一昨日(7月24日)は、「日本演劇学会 分科会 演劇と教育研究会」の7月研究会に、ZOOMで参加しました。この研究会への参加は、2017年10月に、飛田勘文君と共同で、研究発表をして以来。ほぼ5年ぶりです。参加者は、23人。
定期総会の後、鎌田麻衣子(東京学芸大学)の博士論文発表会、「役を演じることによる自己認識と社会認識の変容プロセス-高校生の『自己の動揺』に着目した青年期の演劇教育」がありました。
「本研究の目的は、青年期の高校生の役を演じることでの自己の動揺に着目し、そのことでどのように自己認識と社会認識を変容させるのか、そしてそれは青年期の彼らにとってどのような意味があるのかを明らかにすることである」ということでした。

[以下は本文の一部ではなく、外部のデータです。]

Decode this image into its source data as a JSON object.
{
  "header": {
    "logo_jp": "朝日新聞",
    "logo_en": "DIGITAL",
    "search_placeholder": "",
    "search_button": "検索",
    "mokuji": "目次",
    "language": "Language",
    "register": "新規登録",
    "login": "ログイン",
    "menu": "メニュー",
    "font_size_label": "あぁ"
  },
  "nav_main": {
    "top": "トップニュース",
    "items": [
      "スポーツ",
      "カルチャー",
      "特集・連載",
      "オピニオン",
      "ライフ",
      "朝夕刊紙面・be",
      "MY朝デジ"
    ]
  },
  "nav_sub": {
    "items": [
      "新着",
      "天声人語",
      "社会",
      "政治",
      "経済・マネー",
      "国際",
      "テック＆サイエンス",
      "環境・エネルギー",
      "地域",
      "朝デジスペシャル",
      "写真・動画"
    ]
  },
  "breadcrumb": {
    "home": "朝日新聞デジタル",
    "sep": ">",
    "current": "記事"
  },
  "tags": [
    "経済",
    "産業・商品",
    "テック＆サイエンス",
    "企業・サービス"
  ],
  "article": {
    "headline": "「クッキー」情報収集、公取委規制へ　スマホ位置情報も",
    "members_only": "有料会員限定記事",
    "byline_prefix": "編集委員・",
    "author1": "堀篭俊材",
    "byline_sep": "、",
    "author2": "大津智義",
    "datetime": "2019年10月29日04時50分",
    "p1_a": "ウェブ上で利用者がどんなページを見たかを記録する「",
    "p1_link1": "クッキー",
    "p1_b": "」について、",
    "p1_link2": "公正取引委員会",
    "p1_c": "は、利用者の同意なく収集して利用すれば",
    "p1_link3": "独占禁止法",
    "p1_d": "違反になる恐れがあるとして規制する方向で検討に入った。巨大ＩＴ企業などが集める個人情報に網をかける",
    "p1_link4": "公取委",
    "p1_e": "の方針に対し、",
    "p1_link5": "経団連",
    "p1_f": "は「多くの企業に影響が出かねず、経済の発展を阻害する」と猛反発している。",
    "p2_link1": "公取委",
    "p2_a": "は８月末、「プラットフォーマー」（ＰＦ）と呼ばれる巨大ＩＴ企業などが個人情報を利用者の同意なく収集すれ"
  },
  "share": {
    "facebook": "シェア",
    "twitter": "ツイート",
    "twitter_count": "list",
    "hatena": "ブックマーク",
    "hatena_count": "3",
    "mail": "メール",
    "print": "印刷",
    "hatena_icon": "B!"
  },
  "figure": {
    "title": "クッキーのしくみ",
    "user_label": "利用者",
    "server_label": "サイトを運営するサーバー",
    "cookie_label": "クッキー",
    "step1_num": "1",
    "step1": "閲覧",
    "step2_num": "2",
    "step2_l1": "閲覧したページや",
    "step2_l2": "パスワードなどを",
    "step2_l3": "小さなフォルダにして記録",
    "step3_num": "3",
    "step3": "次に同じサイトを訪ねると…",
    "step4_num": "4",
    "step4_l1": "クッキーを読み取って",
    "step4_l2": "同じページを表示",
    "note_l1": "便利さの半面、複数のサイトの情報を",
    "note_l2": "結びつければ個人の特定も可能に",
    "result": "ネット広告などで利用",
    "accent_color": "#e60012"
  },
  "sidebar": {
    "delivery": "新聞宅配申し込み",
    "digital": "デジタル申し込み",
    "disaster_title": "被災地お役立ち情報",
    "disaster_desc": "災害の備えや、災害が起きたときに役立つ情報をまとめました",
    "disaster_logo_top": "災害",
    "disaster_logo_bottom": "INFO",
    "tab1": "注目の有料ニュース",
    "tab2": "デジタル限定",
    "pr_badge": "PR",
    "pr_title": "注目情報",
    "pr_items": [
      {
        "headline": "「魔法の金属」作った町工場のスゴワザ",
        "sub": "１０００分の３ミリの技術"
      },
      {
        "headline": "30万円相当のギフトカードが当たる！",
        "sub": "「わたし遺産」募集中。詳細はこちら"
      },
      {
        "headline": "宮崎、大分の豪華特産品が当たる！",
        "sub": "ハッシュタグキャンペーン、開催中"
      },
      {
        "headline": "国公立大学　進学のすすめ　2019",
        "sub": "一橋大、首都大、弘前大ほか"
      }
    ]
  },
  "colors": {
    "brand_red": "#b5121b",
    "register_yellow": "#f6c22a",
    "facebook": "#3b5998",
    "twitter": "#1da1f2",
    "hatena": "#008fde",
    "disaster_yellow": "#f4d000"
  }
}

エリクソンの心理社会的発達理論、スタニスラフスキー演技理論などを援用しながら、質的方法でおこなった研究でした。先行文献研究、データを集めるための倫理規定など、きちんとプロセスを踏んでおこなった研究です。
スタニスラフスキーの演技理論は、ずいぶん前に日本に紹介され、注目を集めたようですが、それを教育の場に用いて、科学的検証をした文献は、知りません。その面で、オリジナリティもあります。
発表後の質問で、「青年期の高校生の役を演じることによる変容を、研究者が実際に体験したのか」と、訊いてみました。「自分が体験したというよりも、総合学科高校や私立の高校おいて演劇の授業を担当しているなかで、それに気づくようになった」ということでした。
たしか、研究者は修士論文で、スタニスラフスキー演技理論を扱っていると聞いたので、それを含めて、「どうして、スタニスラフスキー演技理論を援用したのか」など、読みやすい本にして出版すれば面白いかもと、思いました。
それにしても、ひさしぶりに研究発表を、聴きました。私も、やり残した研究の発表をしないとなあと思いました。